The first commercial endeavor in this direction was launched by AT&T on September 20, 1890 in the eastern States. This new music venture was provided as a lunch time service, but it was plagued by technical problems and it was therefore not a success.
Still in the United States, the Televent Company in Detroit launched an experimental telephone music service in 1906 from the University of Michigan in Ann Arbor. The project never went much further than a few test transmissions over the already available telephone network. The Televent Company was dissolved three years later.
Another endeavor at telephone music in the United States was the Telephone Herald Service in Newark, New Jersey, which was inaugurated just a little more than a hundred years ago, on October 24, 1911. This project proved to be very popular, but it was not a financial success, and it was deleted soon after it began.
Over in Europe, the first experiment in providing music over the telephone lines took place in Paris in the year 1881. During the International Electrical Exhibition, music was piped in from local theaters as a public demonstration. Interestingly, two telephone lines were in use for the transmission of the music programming on each occasion, the earliest form of stereo music. Nine years later, the Theatrophone Company was organized in Paris, but this service did not last very long, either.
A very successful form of music by telephone was launched in Budapest, Hungary on February 15, 1893. It was Tivadar Puskas, with his Telefon Hirmondo Company, who inaugurated this service, providing news and entertainment. In 1925, he installed a radio broadcasting station to carry the same programming, which we would suggest was station MTI in Budapest, with 300 watts on 950 metres longwave, 315 kHz. The telephone music service was available in Hungary for a little over half a century, though it was finally discontinued during the year 1944.
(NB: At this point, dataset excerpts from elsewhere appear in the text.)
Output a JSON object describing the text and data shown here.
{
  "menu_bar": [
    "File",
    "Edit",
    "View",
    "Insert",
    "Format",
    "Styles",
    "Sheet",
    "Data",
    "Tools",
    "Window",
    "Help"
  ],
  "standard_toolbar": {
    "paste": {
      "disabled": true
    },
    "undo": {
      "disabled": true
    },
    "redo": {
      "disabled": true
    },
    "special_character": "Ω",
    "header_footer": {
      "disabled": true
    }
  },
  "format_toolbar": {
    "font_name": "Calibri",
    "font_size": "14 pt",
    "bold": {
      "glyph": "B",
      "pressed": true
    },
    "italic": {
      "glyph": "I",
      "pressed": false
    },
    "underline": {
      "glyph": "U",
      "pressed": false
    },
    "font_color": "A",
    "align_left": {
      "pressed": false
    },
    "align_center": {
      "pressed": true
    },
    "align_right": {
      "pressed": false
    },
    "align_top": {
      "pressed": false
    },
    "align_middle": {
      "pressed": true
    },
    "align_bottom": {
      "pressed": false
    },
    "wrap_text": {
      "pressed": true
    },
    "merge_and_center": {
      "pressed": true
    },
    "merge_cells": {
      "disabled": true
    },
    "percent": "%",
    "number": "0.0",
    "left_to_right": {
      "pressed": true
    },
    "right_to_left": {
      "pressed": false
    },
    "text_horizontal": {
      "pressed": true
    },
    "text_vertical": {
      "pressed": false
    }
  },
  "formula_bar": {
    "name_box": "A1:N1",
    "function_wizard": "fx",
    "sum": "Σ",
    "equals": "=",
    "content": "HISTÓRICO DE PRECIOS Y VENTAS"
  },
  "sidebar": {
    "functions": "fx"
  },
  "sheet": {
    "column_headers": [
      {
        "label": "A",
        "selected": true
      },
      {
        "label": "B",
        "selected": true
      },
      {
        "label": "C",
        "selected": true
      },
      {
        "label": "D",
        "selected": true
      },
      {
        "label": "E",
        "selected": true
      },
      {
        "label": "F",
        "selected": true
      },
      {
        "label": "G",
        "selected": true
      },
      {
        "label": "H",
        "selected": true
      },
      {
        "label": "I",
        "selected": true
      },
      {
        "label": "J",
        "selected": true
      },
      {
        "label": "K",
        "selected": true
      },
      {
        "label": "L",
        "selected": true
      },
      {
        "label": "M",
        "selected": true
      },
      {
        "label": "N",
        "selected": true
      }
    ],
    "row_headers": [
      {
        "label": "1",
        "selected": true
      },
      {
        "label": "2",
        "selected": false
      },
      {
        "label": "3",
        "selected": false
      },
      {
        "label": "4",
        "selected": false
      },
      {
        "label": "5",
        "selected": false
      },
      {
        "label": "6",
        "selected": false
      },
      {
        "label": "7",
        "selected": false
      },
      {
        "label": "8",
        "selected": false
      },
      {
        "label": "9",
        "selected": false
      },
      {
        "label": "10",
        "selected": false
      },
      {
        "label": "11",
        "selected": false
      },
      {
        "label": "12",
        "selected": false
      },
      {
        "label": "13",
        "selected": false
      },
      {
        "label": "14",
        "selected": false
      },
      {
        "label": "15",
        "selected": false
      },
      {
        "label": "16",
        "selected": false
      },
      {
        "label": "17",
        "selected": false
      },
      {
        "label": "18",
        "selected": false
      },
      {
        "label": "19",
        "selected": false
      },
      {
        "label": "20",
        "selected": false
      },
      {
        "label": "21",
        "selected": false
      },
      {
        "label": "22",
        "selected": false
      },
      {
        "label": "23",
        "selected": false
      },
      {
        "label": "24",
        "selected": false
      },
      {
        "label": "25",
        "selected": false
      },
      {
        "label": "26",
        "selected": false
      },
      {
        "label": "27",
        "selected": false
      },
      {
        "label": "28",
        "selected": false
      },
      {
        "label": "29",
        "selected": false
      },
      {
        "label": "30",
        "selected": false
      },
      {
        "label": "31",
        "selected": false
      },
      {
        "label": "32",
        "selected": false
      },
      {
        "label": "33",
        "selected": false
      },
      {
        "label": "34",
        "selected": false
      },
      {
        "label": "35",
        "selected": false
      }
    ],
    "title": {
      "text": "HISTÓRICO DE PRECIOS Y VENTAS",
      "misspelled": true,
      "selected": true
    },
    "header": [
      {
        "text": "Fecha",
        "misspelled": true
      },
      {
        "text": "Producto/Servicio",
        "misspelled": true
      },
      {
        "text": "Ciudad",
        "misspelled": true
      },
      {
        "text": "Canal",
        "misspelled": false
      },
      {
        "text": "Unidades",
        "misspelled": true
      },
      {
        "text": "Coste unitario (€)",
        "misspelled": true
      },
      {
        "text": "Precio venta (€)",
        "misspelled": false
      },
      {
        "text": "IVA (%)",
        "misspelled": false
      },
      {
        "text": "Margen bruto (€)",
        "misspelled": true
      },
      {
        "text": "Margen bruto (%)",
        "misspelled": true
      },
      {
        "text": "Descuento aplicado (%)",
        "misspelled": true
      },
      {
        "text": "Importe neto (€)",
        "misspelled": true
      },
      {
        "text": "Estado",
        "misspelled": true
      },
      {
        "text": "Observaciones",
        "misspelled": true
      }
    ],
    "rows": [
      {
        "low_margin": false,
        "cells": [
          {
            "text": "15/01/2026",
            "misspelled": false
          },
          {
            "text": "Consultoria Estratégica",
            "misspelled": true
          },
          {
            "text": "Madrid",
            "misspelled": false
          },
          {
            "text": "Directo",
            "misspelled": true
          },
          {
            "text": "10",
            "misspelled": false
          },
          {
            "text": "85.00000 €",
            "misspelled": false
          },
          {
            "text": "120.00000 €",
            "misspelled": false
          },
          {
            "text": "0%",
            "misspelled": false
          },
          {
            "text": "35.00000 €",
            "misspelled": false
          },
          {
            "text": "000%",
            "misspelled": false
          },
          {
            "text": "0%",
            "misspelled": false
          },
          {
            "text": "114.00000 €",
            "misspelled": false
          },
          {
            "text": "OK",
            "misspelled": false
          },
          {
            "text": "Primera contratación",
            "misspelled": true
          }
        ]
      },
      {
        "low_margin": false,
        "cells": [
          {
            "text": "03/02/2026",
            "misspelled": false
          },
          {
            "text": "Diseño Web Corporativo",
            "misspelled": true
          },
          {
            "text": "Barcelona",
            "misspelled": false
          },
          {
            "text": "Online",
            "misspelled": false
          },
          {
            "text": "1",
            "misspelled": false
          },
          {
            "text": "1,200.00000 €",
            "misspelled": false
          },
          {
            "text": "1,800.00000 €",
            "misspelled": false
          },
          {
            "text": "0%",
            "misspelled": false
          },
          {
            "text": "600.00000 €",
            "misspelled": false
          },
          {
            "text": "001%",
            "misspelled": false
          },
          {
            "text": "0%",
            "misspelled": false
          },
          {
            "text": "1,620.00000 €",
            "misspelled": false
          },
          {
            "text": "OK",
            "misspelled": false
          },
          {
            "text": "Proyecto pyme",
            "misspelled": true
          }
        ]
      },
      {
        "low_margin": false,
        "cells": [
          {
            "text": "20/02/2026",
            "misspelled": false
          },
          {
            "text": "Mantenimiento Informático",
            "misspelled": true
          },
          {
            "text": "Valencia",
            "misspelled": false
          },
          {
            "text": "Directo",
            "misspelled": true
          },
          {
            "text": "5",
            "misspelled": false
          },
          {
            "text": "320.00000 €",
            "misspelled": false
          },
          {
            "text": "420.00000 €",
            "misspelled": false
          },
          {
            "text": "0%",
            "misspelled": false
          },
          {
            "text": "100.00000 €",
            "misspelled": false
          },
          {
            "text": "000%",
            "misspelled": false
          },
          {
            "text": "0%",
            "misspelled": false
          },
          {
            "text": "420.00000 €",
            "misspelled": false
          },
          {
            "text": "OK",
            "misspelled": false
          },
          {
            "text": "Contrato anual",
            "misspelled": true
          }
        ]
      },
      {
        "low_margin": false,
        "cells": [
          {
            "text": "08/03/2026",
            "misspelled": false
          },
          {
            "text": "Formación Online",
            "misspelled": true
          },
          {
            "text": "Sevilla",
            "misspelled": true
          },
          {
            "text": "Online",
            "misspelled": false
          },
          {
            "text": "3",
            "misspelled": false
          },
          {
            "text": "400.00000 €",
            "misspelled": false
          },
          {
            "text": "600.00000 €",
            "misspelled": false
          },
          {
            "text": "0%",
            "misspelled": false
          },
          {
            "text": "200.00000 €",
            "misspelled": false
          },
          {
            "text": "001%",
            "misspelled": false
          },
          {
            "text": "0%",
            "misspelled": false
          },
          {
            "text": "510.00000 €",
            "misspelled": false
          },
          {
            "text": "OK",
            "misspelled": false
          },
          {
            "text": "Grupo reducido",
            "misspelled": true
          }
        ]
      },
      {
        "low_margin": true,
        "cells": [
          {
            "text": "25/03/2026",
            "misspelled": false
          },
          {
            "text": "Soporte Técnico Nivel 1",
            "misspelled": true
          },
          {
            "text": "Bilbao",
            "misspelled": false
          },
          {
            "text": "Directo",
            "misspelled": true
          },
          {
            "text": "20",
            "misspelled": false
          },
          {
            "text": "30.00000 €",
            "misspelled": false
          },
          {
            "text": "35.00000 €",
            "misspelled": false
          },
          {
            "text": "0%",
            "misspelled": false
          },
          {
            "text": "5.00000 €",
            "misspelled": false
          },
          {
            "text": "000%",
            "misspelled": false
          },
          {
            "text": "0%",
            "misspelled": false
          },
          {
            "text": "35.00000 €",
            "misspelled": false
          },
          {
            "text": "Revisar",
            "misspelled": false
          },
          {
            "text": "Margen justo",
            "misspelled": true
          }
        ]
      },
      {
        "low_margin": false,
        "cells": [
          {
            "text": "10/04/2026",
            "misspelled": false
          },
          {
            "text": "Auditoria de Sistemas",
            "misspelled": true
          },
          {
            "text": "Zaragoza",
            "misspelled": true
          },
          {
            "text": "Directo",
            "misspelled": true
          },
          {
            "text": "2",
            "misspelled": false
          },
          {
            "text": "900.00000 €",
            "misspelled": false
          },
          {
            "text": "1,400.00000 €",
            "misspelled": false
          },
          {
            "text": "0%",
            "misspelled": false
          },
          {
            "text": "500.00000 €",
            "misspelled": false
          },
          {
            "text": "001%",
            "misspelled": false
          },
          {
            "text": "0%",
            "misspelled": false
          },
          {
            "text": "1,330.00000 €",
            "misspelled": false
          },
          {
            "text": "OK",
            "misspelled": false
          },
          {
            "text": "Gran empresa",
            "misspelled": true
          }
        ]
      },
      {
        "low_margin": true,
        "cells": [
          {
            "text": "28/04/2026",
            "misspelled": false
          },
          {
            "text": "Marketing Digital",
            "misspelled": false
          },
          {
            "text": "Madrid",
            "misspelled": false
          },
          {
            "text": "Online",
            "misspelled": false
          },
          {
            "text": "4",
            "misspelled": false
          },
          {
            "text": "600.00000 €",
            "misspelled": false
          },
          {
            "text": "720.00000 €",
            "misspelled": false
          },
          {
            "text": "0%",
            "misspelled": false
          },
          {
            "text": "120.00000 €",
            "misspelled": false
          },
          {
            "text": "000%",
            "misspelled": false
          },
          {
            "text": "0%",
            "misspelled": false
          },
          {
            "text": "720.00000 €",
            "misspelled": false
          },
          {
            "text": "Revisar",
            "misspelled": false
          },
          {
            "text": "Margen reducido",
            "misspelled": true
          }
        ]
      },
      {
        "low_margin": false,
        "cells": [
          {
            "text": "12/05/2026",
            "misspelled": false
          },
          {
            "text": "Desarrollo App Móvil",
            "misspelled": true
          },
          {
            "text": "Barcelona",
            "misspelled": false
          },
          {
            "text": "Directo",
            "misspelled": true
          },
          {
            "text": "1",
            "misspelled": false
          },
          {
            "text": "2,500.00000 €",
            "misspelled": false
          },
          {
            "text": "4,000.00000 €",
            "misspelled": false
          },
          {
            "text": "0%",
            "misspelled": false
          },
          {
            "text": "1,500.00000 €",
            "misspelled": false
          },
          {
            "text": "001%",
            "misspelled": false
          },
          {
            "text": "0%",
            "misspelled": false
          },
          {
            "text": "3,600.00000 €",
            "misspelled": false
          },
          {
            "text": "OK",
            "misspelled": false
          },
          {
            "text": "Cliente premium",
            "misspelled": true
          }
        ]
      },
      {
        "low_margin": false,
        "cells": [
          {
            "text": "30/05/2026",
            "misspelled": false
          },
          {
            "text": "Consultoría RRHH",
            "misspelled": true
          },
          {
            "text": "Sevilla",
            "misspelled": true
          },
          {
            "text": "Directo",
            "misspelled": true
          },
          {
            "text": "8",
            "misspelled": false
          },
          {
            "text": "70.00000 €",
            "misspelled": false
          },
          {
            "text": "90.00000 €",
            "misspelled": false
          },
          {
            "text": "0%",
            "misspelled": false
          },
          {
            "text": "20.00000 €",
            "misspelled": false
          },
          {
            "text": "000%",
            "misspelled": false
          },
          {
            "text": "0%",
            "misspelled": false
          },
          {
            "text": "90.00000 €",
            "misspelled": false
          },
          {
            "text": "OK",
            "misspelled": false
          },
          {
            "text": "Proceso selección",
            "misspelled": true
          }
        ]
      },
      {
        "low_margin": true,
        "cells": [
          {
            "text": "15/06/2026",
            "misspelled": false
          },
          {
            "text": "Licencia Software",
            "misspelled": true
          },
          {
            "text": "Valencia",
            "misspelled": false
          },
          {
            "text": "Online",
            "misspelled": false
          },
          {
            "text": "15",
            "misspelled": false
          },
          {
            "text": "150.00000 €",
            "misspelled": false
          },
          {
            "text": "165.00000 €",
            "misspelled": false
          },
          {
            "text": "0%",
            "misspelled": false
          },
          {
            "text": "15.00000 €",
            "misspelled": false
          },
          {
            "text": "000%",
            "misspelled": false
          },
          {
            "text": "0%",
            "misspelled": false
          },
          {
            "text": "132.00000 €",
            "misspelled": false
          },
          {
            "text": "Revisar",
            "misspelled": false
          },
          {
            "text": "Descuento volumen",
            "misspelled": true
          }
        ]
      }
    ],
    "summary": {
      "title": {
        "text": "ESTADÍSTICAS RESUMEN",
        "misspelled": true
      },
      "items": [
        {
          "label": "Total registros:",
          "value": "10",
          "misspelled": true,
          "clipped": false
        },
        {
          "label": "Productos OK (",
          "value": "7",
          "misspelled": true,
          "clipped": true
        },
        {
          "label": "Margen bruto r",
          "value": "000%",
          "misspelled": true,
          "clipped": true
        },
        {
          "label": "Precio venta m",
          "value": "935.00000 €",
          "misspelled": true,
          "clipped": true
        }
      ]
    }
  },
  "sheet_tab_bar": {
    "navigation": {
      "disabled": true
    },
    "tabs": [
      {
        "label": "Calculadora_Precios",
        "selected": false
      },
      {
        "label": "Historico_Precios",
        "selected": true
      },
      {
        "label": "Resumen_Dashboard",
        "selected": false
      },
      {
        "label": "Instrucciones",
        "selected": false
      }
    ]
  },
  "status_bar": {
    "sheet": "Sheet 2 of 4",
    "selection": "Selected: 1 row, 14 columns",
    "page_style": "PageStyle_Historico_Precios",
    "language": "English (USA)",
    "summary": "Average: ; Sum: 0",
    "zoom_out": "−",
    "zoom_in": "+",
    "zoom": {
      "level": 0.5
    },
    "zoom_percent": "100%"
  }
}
Over in England, a similar service was instituted just two years after the successful inauguration of Telefon Hirmonodo in Hungary. The English Electrophone Company was launched in London in 1895, based upon the Theatrophone system in Paris. In fact, there were many occasions when the two systems interchanged their music programming.
The system in London grew over the years until it became available right throughout Great Britain. Interestingly, Queen Victoria was one of the appreciative patrons who was receiving the music programming over the telephone lines.
Soon after radio broadcasting began, and when radio stations were established throughout Great Britain, the music service from the Electrophone Company was discontinued. However, as an interesting aftermath, another form of program distribution via the telephone lines was introduced.
In the early days of radio broadcasting, many people in England found that the cost of buying a radio receiver was just too much. So a new system of program distribution was introduced. The local telephone office installed a radio receiver at the exchange, and then fed the programming into the telephone system. For a small fee, much less than the cost of buying a radio receiver, the people could listen to the radio programming in their homes, via the telephone line.